East Farleigh is a village and civil parish in the local government district of Maidstone, Kent, England. The village is located on the south side of the River Medway about two miles (3.2 km) upstream from the town of Maidstone.

Heritage
The Grade I listed East Farleigh Bridge crossing the river here was built in the 14th century and is considered one of the oldest in Kent. It is too narrow to suit modern traffic conditions. It provided the crossing point for the Parliamentary forces in the Battle of Maidstone during the Civil War.

The population of the village expanded from 642 people in 1801 to 1,668 in 1881. The population growth occurred in parallel with an increase in hop production, which the tithe map of 1841 show covering a quarter of all land in the parish, 40 years before peak production was reached. Hops are no longer grown in the parish. The last oast house in the village ceased working in 1977.

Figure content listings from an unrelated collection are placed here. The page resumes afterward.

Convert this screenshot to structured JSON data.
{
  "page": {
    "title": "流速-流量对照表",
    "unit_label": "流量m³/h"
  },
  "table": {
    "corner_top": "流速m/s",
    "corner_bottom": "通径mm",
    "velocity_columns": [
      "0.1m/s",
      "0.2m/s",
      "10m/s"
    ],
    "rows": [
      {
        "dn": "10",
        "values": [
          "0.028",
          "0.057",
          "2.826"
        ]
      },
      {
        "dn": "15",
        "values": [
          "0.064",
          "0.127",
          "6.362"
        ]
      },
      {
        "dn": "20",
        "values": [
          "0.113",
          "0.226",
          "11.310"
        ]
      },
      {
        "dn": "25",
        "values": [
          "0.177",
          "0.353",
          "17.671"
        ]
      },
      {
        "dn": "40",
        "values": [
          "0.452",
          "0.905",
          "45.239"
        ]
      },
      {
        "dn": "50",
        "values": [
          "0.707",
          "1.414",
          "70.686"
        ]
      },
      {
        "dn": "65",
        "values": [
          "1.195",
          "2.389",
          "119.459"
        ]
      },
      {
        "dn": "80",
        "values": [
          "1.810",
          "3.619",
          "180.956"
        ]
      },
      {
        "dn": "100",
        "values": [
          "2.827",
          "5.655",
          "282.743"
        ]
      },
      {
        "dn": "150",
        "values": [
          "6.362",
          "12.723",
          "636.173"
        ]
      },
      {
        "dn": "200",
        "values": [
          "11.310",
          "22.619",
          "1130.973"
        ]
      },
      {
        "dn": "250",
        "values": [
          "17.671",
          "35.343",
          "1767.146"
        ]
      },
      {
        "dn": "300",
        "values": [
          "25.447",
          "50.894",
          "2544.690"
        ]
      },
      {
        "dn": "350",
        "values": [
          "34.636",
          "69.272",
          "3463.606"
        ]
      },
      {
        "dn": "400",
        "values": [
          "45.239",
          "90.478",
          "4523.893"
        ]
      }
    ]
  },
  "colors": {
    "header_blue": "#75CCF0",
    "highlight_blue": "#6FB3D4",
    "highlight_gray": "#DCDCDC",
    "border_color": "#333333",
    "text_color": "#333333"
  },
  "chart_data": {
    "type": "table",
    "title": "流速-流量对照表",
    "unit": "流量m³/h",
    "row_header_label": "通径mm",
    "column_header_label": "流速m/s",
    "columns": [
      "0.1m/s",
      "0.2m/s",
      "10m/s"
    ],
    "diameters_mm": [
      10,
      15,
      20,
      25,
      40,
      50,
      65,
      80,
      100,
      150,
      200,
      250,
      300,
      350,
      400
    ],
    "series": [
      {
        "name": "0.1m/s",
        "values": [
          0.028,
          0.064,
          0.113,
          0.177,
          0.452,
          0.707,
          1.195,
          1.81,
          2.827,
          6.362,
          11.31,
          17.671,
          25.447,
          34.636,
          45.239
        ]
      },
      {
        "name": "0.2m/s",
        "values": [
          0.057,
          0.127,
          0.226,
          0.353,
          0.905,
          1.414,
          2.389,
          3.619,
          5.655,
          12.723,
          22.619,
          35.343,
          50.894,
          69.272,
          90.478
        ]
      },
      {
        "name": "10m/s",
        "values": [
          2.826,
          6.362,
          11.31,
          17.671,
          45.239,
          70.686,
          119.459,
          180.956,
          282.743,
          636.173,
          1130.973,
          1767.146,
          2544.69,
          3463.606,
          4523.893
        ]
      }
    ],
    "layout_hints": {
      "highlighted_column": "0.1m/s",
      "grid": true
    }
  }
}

East Farleigh appears in the Domesday Book as Ferlaga from the Saxon words referring to a passage (over the river in this case). The nearby village of West Farleigh has the same roots. The 12th-century church is dedicated to St Mary and is a listed building. East Farleigh House was the home of the noted artist Donald Maxwell from 1930 to 1936, and he is buried in the churchyard.

Amenities
There are four public houses in the parish: The Bull in the centre of the village; and The Horseshoes, The Victoria and the Walnut Tree.

East Farleigh railway station (actually in the parish of Barming) is on the Medway Valley Line.

Notable residents
Reynold Pympe, politician
Two sons of William Wilberforce, both of whom were vicars of East Farleigh, are buried in St Mary's churchyard. William Wilberforce himself spent some time at The Old Rectory shortly before he died.